In 1973 we immigrated to the states, that was when I was split in half. First we stopped in Rochester, New York for a brief stint, before removing ourselves to the mighty Pacific Northwest.
In those lazy early years in Seattle I remember in kindergarten being asked, "what are you?" Being a happy child, I'd answer with all smiles, "on my mother's side I'm Korean, and on my father's side I'm Chinese!" Once, though, my parents were at school for some reason, and when my sister translated my declaration for them, they smiled embarrassed grins. My mother then told me, "You're Chinese." She said this to me in Korean. Are you confused?

Age: 40 Residence: New Jersey Occupation: Banker, novelist
“What possessed you to write a book?” I am most often asked, the reference to “possessed” always accompanied by a smile. “Possessed,” though, holds most of the answer, as the daunting prospect of writing a novel eventually gave way to my growing need to exorcise my demons.
My life was following the lines of a well-drafted script, the author of which was unknown to me. Perhaps it was my religion, or my Korean-American upbringing, or even my adopted notions of Confucianism, that made me stay the course – study hard, work hard and believe I would be rewarded some day. In short, that was the plan – an abridged description of the male, Korean-American, Presbyterian dream.
Then my life ran into 2008, the events of which unraveled all of my hard-earned history.

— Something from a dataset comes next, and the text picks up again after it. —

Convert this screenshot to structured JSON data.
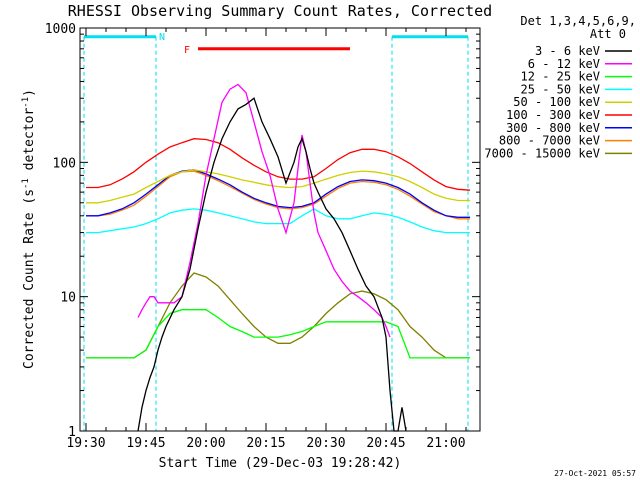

Julie Young, 38, was born Yoon Ji Hyun. She resides in Brooklyn, New York with her husband, son, daughter and red nosed pit bull. She is a recovering attorney and wanna-be writer/creative of some sort.
"The Magical Number 3"
My children represent a hard fought battle that, thankfully, I won. Thank God and the Universe and Buddha and Allah and most of all, Dr. Chung and the Cornell Center for Reproductive Medicine, that I won. It took six, long and at times blindingly painful years for me to win this all out war against my body. My body, having no fallopian tubes, is unable to make babies on its own. I was born with fallopian tubes but I lost them, one at a time, during my six year battle to become a parent. My body was once able to make babies, in fact there were two others, one in 2002 and one in 2005. But neither baby made it because they both got stuck in a tube (known as ectopic pregnancy.) After they were stuck and continued to grow, the tubes ruptured sending me to emergency surgery to have my tubes and my pregnancies removed.

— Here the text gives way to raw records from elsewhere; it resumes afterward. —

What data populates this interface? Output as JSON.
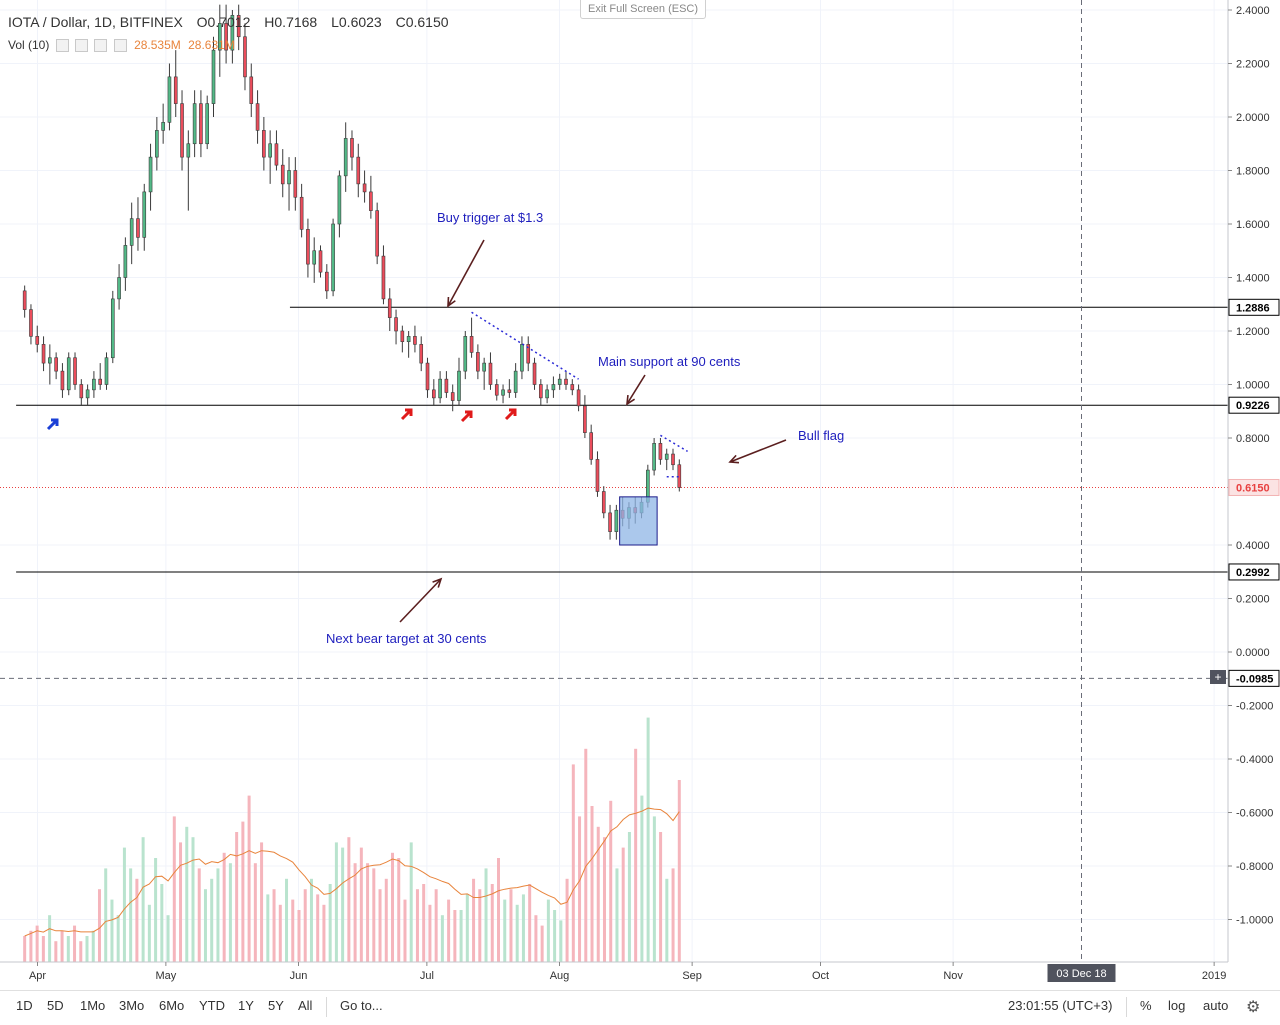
{
  "header": {
    "symbol": "IOTA / Dollar, 1D, BITFINEX",
    "open": "O0.7012",
    "high": "H0.7168",
    "low": "L0.6023",
    "close": "C0.6150",
    "vol_label": "Vol (10)",
    "vol_value_1": "28.535M",
    "vol_value_2": "28.631M",
    "exit_fullscreen": "Exit Full Screen (ESC)"
  },
  "colors": {
    "up": "#53b987",
    "down": "#eb4d5c",
    "vol_up": "#b9e3ce",
    "vol_down": "#f5b5bc",
    "vol_ma": "#e8843c",
    "annotation_text": "#1d1dbd",
    "arrow_brown": "#5b1f1f",
    "box_fill": "#8fb5e6",
    "dotted_blue": "#2b2bd6",
    "current_price_red": "#e84141"
  },
  "chart_data": {
    "type": "candlestick",
    "title": "IOTA / Dollar, 1D, BITFINEX",
    "ylim": [
      -1.15,
      2.42
    ],
    "y_ticks": [
      "2.4000",
      "2.2000",
      "2.0000",
      "1.8000",
      "1.6000",
      "1.4000",
      "1.2000",
      "1.0000",
      "0.8000",
      "0.4000",
      "0.2000",
      "0.0000",
      "-0.2000",
      "-0.4000",
      "-0.6000",
      "-0.8000",
      "-1.0000"
    ],
    "y_tick_values": [
      2.4,
      2.2,
      2.0,
      1.8,
      1.6,
      1.4,
      1.2,
      1.0,
      0.8,
      0.4,
      0.2,
      0.0,
      -0.2,
      -0.4,
      -0.6,
      -0.8,
      -1.0
    ],
    "x_ticks": [
      "Apr",
      "May",
      "Jun",
      "Jul",
      "Aug",
      "Sep",
      "Oct",
      "Nov",
      "2019"
    ],
    "x_tick_days": [
      3,
      33,
      64,
      94,
      125,
      156,
      186,
      217,
      278
    ],
    "date_label": "03 Dec 18",
    "date_label_day": 247,
    "price_labels": [
      {
        "text": "1.2886",
        "value": 1.2886
      },
      {
        "text": "0.9226",
        "value": 0.9226
      },
      {
        "text": "0.6150",
        "value": 0.615
      },
      {
        "text": "0.2992",
        "value": 0.2992
      },
      {
        "text": "-0.0985",
        "value": -0.0985
      }
    ],
    "horizontal_lines": [
      {
        "value": 1.2886,
        "from_day": 62
      },
      {
        "value": 0.9226,
        "from_day": -2
      },
      {
        "value": 0.2992,
        "from_day": -2
      }
    ],
    "current_price": 0.615,
    "crosshair_value": -0.0985,
    "annotations": [
      {
        "text": "Buy trigger at $1.3",
        "day": 110,
        "value": 1.6
      },
      {
        "text": "Main support at 90 cents",
        "day": 157,
        "value": 1.08
      },
      {
        "text": "Bull flag",
        "day": 187,
        "value": 0.78
      },
      {
        "text": "Next bear target at 30 cents",
        "day": 94,
        "value": 0.03
      }
    ],
    "candles_ohlc": [
      [
        1.35,
        1.37,
        1.25,
        1.28
      ],
      [
        1.28,
        1.3,
        1.15,
        1.18
      ],
      [
        1.18,
        1.22,
        1.12,
        1.15
      ],
      [
        1.15,
        1.18,
        1.05,
        1.08
      ],
      [
        1.08,
        1.15,
        1.0,
        1.1
      ],
      [
        1.1,
        1.12,
        1.02,
        1.05
      ],
      [
        1.05,
        1.08,
        0.95,
        0.98
      ],
      [
        0.98,
        1.12,
        0.96,
        1.1
      ],
      [
        1.1,
        1.12,
        0.98,
        1.0
      ],
      [
        1.0,
        1.02,
        0.92,
        0.95
      ],
      [
        0.95,
        1.0,
        0.92,
        0.98
      ],
      [
        0.98,
        1.05,
        0.95,
        1.02
      ],
      [
        1.02,
        1.08,
        0.98,
        1.0
      ],
      [
        1.0,
        1.12,
        0.98,
        1.1
      ],
      [
        1.1,
        1.35,
        1.08,
        1.32
      ],
      [
        1.32,
        1.45,
        1.28,
        1.4
      ],
      [
        1.4,
        1.55,
        1.35,
        1.52
      ],
      [
        1.52,
        1.68,
        1.45,
        1.62
      ],
      [
        1.62,
        1.7,
        1.5,
        1.55
      ],
      [
        1.55,
        1.75,
        1.5,
        1.72
      ],
      [
        1.72,
        1.9,
        1.65,
        1.85
      ],
      [
        1.85,
        2.0,
        1.8,
        1.95
      ],
      [
        1.95,
        2.05,
        1.9,
        1.98
      ],
      [
        1.98,
        2.2,
        1.95,
        2.15
      ],
      [
        2.15,
        2.25,
        2.0,
        2.05
      ],
      [
        2.05,
        2.1,
        1.8,
        1.85
      ],
      [
        1.85,
        1.95,
        1.65,
        1.9
      ],
      [
        1.9,
        2.1,
        1.85,
        2.05
      ],
      [
        2.05,
        2.1,
        1.85,
        1.9
      ],
      [
        1.9,
        2.08,
        1.88,
        2.05
      ],
      [
        2.05,
        2.3,
        2.0,
        2.25
      ],
      [
        2.25,
        2.42,
        2.15,
        2.35
      ],
      [
        2.35,
        2.42,
        2.2,
        2.25
      ],
      [
        2.25,
        2.4,
        2.2,
        2.38
      ],
      [
        2.38,
        2.42,
        2.25,
        2.3
      ],
      [
        2.3,
        2.35,
        2.1,
        2.15
      ],
      [
        2.15,
        2.2,
        2.0,
        2.05
      ],
      [
        2.05,
        2.1,
        1.9,
        1.95
      ],
      [
        1.95,
        2.0,
        1.8,
        1.85
      ],
      [
        1.85,
        1.95,
        1.75,
        1.9
      ],
      [
        1.9,
        1.95,
        1.8,
        1.82
      ],
      [
        1.82,
        1.88,
        1.7,
        1.75
      ],
      [
        1.75,
        1.85,
        1.65,
        1.8
      ],
      [
        1.8,
        1.85,
        1.65,
        1.7
      ],
      [
        1.7,
        1.75,
        1.55,
        1.58
      ],
      [
        1.58,
        1.62,
        1.4,
        1.45
      ],
      [
        1.45,
        1.55,
        1.38,
        1.5
      ],
      [
        1.5,
        1.52,
        1.4,
        1.42
      ],
      [
        1.42,
        1.45,
        1.32,
        1.35
      ],
      [
        1.35,
        1.62,
        1.33,
        1.6
      ],
      [
        1.6,
        1.8,
        1.55,
        1.78
      ],
      [
        1.78,
        1.98,
        1.72,
        1.92
      ],
      [
        1.92,
        1.95,
        1.8,
        1.85
      ],
      [
        1.85,
        1.9,
        1.7,
        1.75
      ],
      [
        1.75,
        1.8,
        1.68,
        1.72
      ],
      [
        1.72,
        1.78,
        1.62,
        1.65
      ],
      [
        1.65,
        1.68,
        1.45,
        1.48
      ],
      [
        1.48,
        1.52,
        1.3,
        1.32
      ],
      [
        1.32,
        1.36,
        1.2,
        1.25
      ],
      [
        1.25,
        1.28,
        1.15,
        1.2
      ],
      [
        1.2,
        1.22,
        1.12,
        1.16
      ],
      [
        1.16,
        1.2,
        1.1,
        1.18
      ],
      [
        1.18,
        1.22,
        1.12,
        1.15
      ],
      [
        1.15,
        1.18,
        1.05,
        1.08
      ],
      [
        1.08,
        1.1,
        0.95,
        0.98
      ],
      [
        0.98,
        1.02,
        0.92,
        0.95
      ],
      [
        0.95,
        1.05,
        0.93,
        1.02
      ],
      [
        1.02,
        1.05,
        0.95,
        0.97
      ],
      [
        0.97,
        1.0,
        0.9,
        0.94
      ],
      [
        0.94,
        1.1,
        0.92,
        1.05
      ],
      [
        1.05,
        1.2,
        1.02,
        1.18
      ],
      [
        1.18,
        1.25,
        1.1,
        1.12
      ],
      [
        1.12,
        1.15,
        1.02,
        1.05
      ],
      [
        1.05,
        1.1,
        0.98,
        1.08
      ],
      [
        1.08,
        1.12,
        0.98,
        1.0
      ],
      [
        1.0,
        1.02,
        0.94,
        0.96
      ],
      [
        0.96,
        1.0,
        0.93,
        0.98
      ],
      [
        0.98,
        1.02,
        0.95,
        0.97
      ],
      [
        0.97,
        1.08,
        0.95,
        1.05
      ],
      [
        1.05,
        1.18,
        1.02,
        1.15
      ],
      [
        1.15,
        1.18,
        1.05,
        1.08
      ],
      [
        1.08,
        1.1,
        0.98,
        1.0
      ],
      [
        1.0,
        1.02,
        0.92,
        0.95
      ],
      [
        0.95,
        1.0,
        0.93,
        0.98
      ],
      [
        0.98,
        1.03,
        0.95,
        1.0
      ],
      [
        1.0,
        1.04,
        0.98,
        1.02
      ],
      [
        1.02,
        1.05,
        0.98,
        1.0
      ],
      [
        1.0,
        1.02,
        0.96,
        0.98
      ],
      [
        0.98,
        1.0,
        0.9,
        0.92
      ],
      [
        0.92,
        0.96,
        0.8,
        0.82
      ],
      [
        0.82,
        0.85,
        0.7,
        0.72
      ],
      [
        0.72,
        0.75,
        0.58,
        0.6
      ],
      [
        0.6,
        0.62,
        0.5,
        0.52
      ],
      [
        0.52,
        0.55,
        0.42,
        0.45
      ],
      [
        0.45,
        0.55,
        0.42,
        0.53
      ],
      [
        0.53,
        0.58,
        0.47,
        0.5
      ],
      [
        0.5,
        0.56,
        0.46,
        0.54
      ],
      [
        0.54,
        0.58,
        0.48,
        0.52
      ],
      [
        0.52,
        0.58,
        0.5,
        0.56
      ],
      [
        0.56,
        0.7,
        0.54,
        0.68
      ],
      [
        0.68,
        0.8,
        0.66,
        0.78
      ],
      [
        0.78,
        0.8,
        0.7,
        0.72
      ],
      [
        0.72,
        0.76,
        0.68,
        0.74
      ],
      [
        0.74,
        0.76,
        0.68,
        0.7
      ],
      [
        0.7,
        0.72,
        0.6,
        0.615
      ]
    ],
    "volume_values": [
      5,
      6,
      7,
      5,
      9,
      4,
      6,
      5,
      7,
      4,
      5,
      6,
      14,
      18,
      12,
      9,
      22,
      18,
      16,
      24,
      11,
      20,
      15,
      9,
      28,
      23,
      26,
      24,
      18,
      14,
      16,
      18,
      21,
      19,
      25,
      27,
      32,
      19,
      23,
      13,
      14,
      11,
      16,
      12,
      10,
      14,
      16,
      13,
      11,
      15,
      23,
      22,
      24,
      19,
      22,
      19,
      18,
      14,
      16,
      21,
      20,
      12,
      23,
      14,
      15,
      11,
      14,
      9,
      12,
      10,
      10,
      13,
      16,
      14,
      18,
      15,
      20,
      12,
      14,
      11,
      13,
      15,
      9,
      7,
      12,
      10,
      8,
      16,
      38,
      28,
      41,
      30,
      26,
      24,
      31,
      18,
      22,
      25,
      41,
      32,
      47,
      28,
      25,
      16,
      18,
      35
    ]
  },
  "bottombar": {
    "ranges": [
      "1D",
      "5D",
      "1Mo",
      "3Mo",
      "6Mo",
      "YTD",
      "1Y",
      "5Y",
      "All"
    ],
    "goto": "Go to...",
    "clock": "23:01:55 (UTC+3)",
    "percent": "%",
    "log": "log",
    "auto": "auto"
  }
}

Too many times along the way I was asked, or worse, told "why don't you just adopt." Note to readers, even though you may be well intentioned in saying such a thing, your words are caustic to a woman battling infertility. And with me, as an adult who was adopted, there was always an added thought, whether spoken or not, "you were adopted so why wouldn't you adopt?" The reason why I would not adopt, and why I fought for six years to have children from my and my husband's DNA, is because I was adopted.